[whatwg] several messages about content sniffing in HTML
foolistbar at googlemail.com
Fri Feb 29 08:43:42 PST 2008
On 29 Feb 2008, at 16:33, Julian Reschke wrote:
> Geoffrey Sneddon wrote:
>>>> It seems like the HTTP spec should define how to handle that, but
>>>> the HTTP working group has indicated a desire to not specify
>>>> error handling behaviour, so I guess it's up to us.
>>>> IE and Safari use the first one, Firefox and Opera use the last
>>>> one. I guess we'll use the first one.
>>> Isn't the fact that FF and IE disagree here an indication that
>>> this doesn't need to be specified?
>> Things aren't specified well enough until I can write an HTTP UA
>> that can work in the real world (which, as someone dealing with
>> feeds, I can tell you need without question support for content-
>> type sniffing) from reading specifications without having to
>> reverse-engineer anything.
> Doesn't seem to apply to this case.
> A duplicate Content-Type header response indicates that the response
> is invalid.
And guess what? Users don't like error messages. I want to know how to
deal with it without having to look elsewhere (from the spec).
> Apparently, most browsers accept the response anyway, some of which
> picking the first value, others the second. Both behaviors seem to
> be acceptable to users.
> So there's nothing you *need* to reverse engineer in this case.

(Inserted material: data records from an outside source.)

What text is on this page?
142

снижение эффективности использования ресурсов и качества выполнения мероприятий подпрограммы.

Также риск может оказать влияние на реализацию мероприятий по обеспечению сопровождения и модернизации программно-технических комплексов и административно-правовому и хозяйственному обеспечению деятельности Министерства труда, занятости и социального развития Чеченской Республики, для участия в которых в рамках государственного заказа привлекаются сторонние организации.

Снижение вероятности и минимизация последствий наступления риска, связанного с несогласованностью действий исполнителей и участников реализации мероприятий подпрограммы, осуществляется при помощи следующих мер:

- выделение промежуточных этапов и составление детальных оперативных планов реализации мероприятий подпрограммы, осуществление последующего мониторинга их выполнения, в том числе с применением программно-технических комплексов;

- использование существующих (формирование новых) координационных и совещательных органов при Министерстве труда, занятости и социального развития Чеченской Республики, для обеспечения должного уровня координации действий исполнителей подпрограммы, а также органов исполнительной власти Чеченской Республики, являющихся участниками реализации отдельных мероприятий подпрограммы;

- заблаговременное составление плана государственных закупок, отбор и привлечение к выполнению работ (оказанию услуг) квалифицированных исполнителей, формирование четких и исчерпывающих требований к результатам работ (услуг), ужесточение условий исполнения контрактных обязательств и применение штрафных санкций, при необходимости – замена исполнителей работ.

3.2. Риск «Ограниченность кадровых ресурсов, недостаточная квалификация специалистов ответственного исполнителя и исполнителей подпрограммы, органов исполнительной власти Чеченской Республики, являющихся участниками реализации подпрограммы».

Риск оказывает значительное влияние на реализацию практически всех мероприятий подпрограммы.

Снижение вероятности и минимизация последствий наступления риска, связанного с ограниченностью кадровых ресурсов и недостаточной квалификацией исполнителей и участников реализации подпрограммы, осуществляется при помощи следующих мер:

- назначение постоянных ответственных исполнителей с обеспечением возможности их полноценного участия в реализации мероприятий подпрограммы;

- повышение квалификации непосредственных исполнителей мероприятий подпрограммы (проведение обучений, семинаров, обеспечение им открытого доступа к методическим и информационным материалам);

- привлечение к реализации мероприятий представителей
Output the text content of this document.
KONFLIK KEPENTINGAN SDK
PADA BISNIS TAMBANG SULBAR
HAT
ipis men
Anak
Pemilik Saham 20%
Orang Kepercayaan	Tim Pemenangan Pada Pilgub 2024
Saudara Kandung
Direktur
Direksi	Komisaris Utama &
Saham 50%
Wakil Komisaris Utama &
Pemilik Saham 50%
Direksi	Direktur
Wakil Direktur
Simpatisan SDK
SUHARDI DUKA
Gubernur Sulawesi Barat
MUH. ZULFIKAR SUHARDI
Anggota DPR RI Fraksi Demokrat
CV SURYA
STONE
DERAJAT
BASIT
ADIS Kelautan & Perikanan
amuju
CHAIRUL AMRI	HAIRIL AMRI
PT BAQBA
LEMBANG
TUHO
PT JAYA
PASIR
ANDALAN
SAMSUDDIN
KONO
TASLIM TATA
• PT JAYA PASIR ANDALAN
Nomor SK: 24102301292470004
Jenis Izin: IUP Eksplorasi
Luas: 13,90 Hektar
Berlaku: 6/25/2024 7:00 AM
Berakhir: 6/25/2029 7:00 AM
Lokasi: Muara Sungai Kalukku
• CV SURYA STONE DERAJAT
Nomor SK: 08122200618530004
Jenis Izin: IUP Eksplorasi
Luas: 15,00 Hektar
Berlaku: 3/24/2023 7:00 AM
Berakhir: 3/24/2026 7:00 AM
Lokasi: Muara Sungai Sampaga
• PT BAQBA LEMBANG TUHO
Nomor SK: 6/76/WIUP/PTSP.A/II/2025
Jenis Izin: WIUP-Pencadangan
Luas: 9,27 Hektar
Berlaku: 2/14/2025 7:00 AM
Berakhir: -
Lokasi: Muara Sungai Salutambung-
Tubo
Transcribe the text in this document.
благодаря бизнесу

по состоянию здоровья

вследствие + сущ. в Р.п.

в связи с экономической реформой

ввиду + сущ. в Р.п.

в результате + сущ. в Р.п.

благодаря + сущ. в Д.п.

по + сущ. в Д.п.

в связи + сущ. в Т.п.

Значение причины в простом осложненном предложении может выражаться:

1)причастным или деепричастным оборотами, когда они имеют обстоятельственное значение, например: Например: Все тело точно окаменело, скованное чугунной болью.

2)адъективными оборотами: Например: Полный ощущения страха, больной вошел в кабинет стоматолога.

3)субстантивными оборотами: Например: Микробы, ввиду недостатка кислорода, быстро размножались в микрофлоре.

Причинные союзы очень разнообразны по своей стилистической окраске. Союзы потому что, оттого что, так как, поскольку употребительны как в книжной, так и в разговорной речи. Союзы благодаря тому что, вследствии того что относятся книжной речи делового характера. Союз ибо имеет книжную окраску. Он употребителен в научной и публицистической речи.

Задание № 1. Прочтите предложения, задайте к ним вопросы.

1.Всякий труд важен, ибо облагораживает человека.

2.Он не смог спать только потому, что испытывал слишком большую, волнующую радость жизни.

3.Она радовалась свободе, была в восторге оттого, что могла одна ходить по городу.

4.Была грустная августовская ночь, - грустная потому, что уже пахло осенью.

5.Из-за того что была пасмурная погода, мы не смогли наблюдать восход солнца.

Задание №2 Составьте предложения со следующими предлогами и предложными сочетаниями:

A page (<http://www.toledoblade.com/apps/pbcs.dll/section?Category=RSS01&mime=XML
>) that I came across recently had:
Using the first would break badly. I guess it seems to work because of
content-type sniffing on an unknown (and invalid) header (or, as many
feed readers do, totally ignoring it, with the exception of any
charset parameter). Without content-type sniffing, that HTML 5 now
allows, you need the last.
But as James says: how do I know that which behaviour I choose doesn't
matter until I reverse engineer browsers to discover that?